Take Five with...John Banville

By Administrator RSS Mon, March 12, 2007

John Banville will read tomorrow night (March 13) with Colum McCann at the Central Library at 7:00 p.m. for FREE. His Christine Falls has been called "a triumph, of classical crime fiction, finely, carefully made, not a single false move or wrong word.” Mr. Banville took a few moments to chat with the Free Library Blog and answer some of our most pressing questions.

 

1. What role have libraries played in your life?

 

"I grew up in the 1950s in Wexford, a small town in the south-east of Ireland. It was not the most exciting place or time. For me, the local library - Irish libraries at that time were partly funded by the Carnegie Foundation - was a place of stimulation and self-education, and I spent as much time there as I could. I can still smell the smell of the main bookroom - in fact, it was the only bookroom - a combination of floor polish and book dust. I regret to confess that I once stole a book from the shelves, a fine hardback edition of the poems of Dylan Thomas, which I still have. In reparation, I have left a bequest to Wexford Library in my will, in the hope that I shall be forgiven my misdemeanour."

 

2. What was your favorite childhood book?

 

"I didn't have a favourite, but many favourites. I loved the Just William series by Richmal Crompton - a perfect portrait of English middle-class life in the 1930s and 1940s - and the comedies of P.G. Wodehouse. And, of course, the usual classics, such as Treasure Island and Robinson Crusoe."

 

3. Who is your favorite fictional character?

 

"Goodness, you do ask hard questions. If you mean favourite in the sense of the character being likeable I would choose Leopold Bloom, the quintessential decent man. For interest and intelligence, Adrian Leverkuhn in Thomas Mann's Doctor Faustus.

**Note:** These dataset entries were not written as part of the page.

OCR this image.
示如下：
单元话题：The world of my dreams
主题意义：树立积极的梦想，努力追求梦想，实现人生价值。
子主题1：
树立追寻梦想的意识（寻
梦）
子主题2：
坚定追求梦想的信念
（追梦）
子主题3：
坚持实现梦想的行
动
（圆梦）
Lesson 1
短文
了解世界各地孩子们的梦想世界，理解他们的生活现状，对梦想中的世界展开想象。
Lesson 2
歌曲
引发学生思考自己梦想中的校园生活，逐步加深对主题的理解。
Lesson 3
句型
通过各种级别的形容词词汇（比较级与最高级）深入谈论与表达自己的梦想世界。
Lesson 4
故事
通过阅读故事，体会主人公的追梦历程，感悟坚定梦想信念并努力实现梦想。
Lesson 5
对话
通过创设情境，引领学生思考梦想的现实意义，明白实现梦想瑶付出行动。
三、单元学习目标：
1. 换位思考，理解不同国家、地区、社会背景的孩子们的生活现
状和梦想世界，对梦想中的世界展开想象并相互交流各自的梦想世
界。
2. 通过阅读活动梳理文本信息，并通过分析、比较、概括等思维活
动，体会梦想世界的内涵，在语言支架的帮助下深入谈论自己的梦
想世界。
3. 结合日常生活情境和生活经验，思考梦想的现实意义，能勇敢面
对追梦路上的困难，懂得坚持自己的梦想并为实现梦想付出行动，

For efficient gangsterism, Richard Stark's Parker."

 

4. Who are the three authors you think everyone should be required to read-which books would you start with?

 

"I don't believe people should be required to read anyone. They should be encouraged to read good writing. For English prose, P.G. Wodehouse is hard to beat. Joyce's Dubliners is perhaps his best book. And in the advanced class, Beckett's late masterpiece, Ill Seen Ill Said, is a moving and beautiful work.

 

5. If you couldn’t write, what other job would you like to have?

 

"If I couldn't write I wouldn't be alive. If by some miracle I had been given a choice before I was born, I would have wished to be a composer."